Ошибаются те, кто утверждает, что материнская страсть лишена юмора: если матери способны трансформировать свою привязанность к ребенку в сублиматорный цикл, напоминающий остроумие и который способствует удовольствию от мысли,  то они являются живым доказательством гегелевского утверждения, что женщины есть «вечная ирония сообщества».
Можно сказать иначе - своей постепенной нейтрализацией страсти и способностью к сублимации мать даёт ребенку возможность представить не мать, а отсутствие матери,  но это происходит если и только если она  предоставляет ребенку свободу восприятия материнской мысли через её воспроизводство ребенком в виде собственного мысле-представления. «Вполне хорошей матерью» будет та, которая знает, как, отступая в сторону, создать пространство для удовольствия, для ребенка, для мысли. Фактически, создавая перспективу для собственного исчезновения.

Таким образом, своего рода символическое убийство матери происходит через освоение ребенком языка и мысли, что снижает потребность в извлечении удовольствия посредством тела матери; ребенок постепенно обнаруживает удовольствия в мышлении, сначала вместе со своей матерью (насколько позволяет пульсирующая природа материнской мысли), а затем – сам, вместо неё.

Мы рассматривали материнскую страсть как расселину между удержанием своего ребенка и сублимацией. Это разделение делает риск безумия постоянно нависающим, однако этот самый риск открывает вечный шанс для культуры. Религиозные мифы плетут свои паутины вокруг этого раздела. В Библии женщина есть «дыра» (таков смысл слова «женщина» - nekayva - на еврейском) и королева; Дева – это «дыра» в христианской Троице - отец/сын/святой дух - и одновременно Царица Церкви. Посредством этих воображаемых конструкций религии обращаются к материнскому разрыву: осознавая этот разрыв, они его увековечили, но также нашли способ его уравновесить. Отсюда происходит тот способ «усвоения» материнского безумия, который делает возможным существование человечества, наделенного сложным психическим механизмом, способным к сохранению внутренней жизни и к креативному существованию в мире внешнем.
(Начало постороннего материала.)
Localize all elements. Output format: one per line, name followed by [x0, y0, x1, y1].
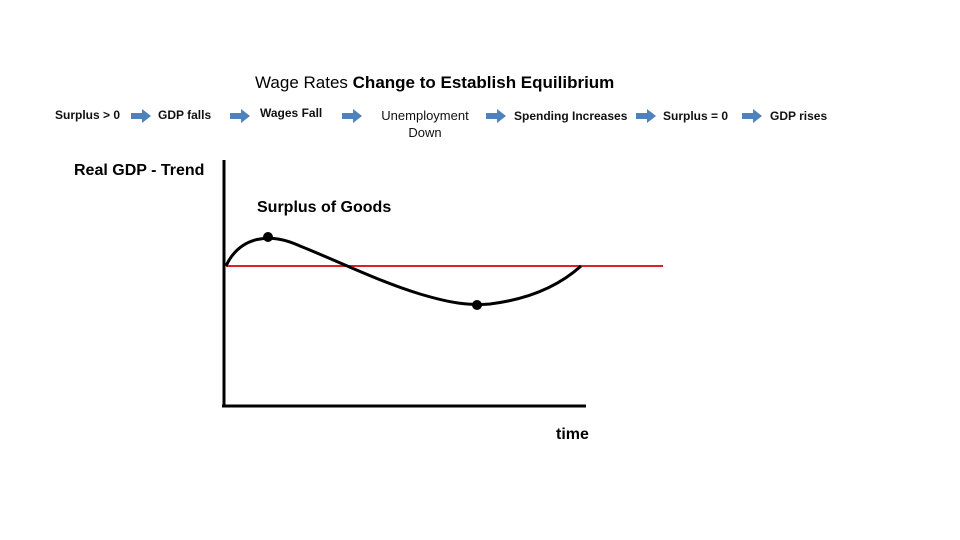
flow-step-surplus-zero: Surplus = 0 — [663, 109, 729, 123]
flow-step-wages-fall: Wages Fall — [260, 106, 323, 120]
flow-arrow-6 — [742, 109, 762, 123]
diagram-title: Wage Rates Change to Establish Equilibri… — [255, 73, 614, 93]
peak-point — [263, 232, 273, 242]
flow-step-gdp-falls: GDP falls — [158, 108, 212, 122]
flow-arrow-5 — [636, 109, 656, 123]
x-axis-label: time — [556, 426, 589, 443]
flow-step-gdp-rises: GDP rises — [770, 109, 828, 123]
flow-arrow-3 — [342, 109, 362, 123]
surplus-annotation: Surplus of Goods — [257, 199, 392, 216]
trough-point — [472, 300, 482, 310]
y-axis-label: Real GDP - Trend — [74, 162, 205, 179]
title-part-2: Change to — [352, 73, 436, 92]
flow-arrow-1 — [131, 109, 151, 123]
gdp-cycle-curve — [224, 236, 583, 307]
flow-arrow-4 — [486, 109, 506, 123]
flow-step-spending-increases: Spending Increases — [514, 109, 628, 123]
title-part-3: Establish Equilibrium — [440, 73, 615, 92]
flow-step-surplus-positive: Surplus > 0 — [55, 108, 121, 122]
title-part-1: Wage Rates — [255, 73, 348, 92]
flow-step-unemployment-down: Unemployment Down — [381, 108, 469, 140]
flow-arrow-2 — [230, 109, 250, 123]
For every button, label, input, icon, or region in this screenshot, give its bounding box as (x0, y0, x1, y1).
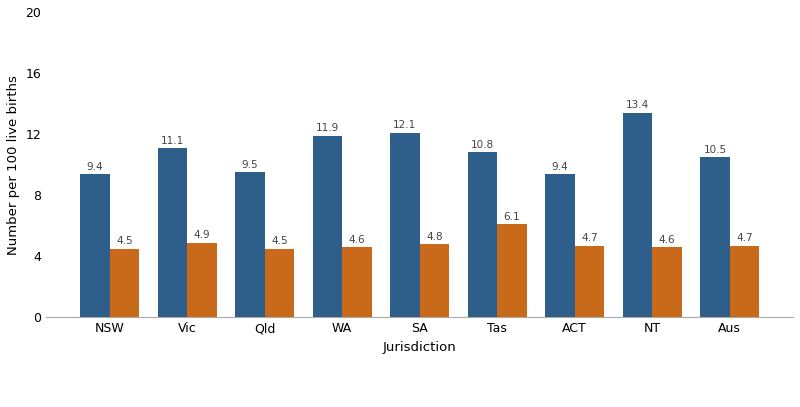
Bar (497, 224, 526, 317)
Bar (574, 246, 604, 317)
Bar (468, 153, 497, 317)
Text: 4.7: 4.7 (736, 233, 753, 243)
Y-axis label: Number per 100 live births: Number per 100 live births (7, 75, 20, 255)
Text: 10.5: 10.5 (703, 145, 726, 155)
Bar (80, 174, 110, 317)
Text: 9.4: 9.4 (86, 162, 103, 172)
Text: 4.9: 4.9 (194, 230, 210, 240)
Bar (700, 157, 730, 317)
Bar (652, 247, 682, 317)
Text: 9.4: 9.4 (552, 162, 568, 172)
Text: 9.5: 9.5 (242, 160, 258, 170)
Bar (622, 113, 652, 317)
Bar (265, 249, 294, 317)
Text: 4.5: 4.5 (116, 236, 133, 246)
Bar (313, 136, 342, 317)
Text: 4.7: 4.7 (581, 233, 598, 243)
Text: 11.1: 11.1 (161, 136, 184, 146)
Bar (342, 247, 371, 317)
Text: 4.8: 4.8 (426, 232, 442, 242)
Text: 4.5: 4.5 (271, 236, 288, 246)
Bar (390, 133, 420, 317)
Bar (235, 172, 265, 317)
Bar (158, 148, 187, 317)
Text: 13.4: 13.4 (626, 101, 649, 110)
Text: 11.9: 11.9 (316, 123, 339, 133)
Text: 4.6: 4.6 (658, 235, 675, 245)
X-axis label: Jurisdiction: Jurisdiction (382, 341, 457, 354)
Text: 10.8: 10.8 (471, 140, 494, 150)
Bar (110, 249, 139, 317)
Bar (546, 174, 574, 317)
Text: 12.1: 12.1 (394, 120, 417, 130)
Bar (730, 246, 759, 317)
Bar (420, 244, 449, 317)
Text: 6.1: 6.1 (503, 212, 520, 222)
Bar (187, 243, 217, 317)
Text: 4.6: 4.6 (349, 235, 365, 245)
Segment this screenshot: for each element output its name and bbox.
С другой стороны, переключая внимание на биологические и социальные аспекты материнства, а также на сексуальную свободу и равенство, мы оказывается первой цивилизацией которой недостаёт дискурса о сложности материнства. Я мечтаю, что высказанные здесь мысли помогут компенсировать эту нехватку, что они стимулируют матерей и тех, кто с ними солидарен, обострить наше понимание этой страсти, чреватой и безумием и величием. Это то, чего материнству сегодня недостаёт. Подросток и мать – две вечных фигуры человеческого бытия, которые раскрывают себя как ключевые акторы сверхчеловеческого (transhumanar), превосхождения человеческого, что так занимает  нас на старте третьего тысячелетия. Воплощая их драматический опыт, танец, возможно, сможет придать ему ту необходимую изысканность, которой недостаёт в современной этике и политике.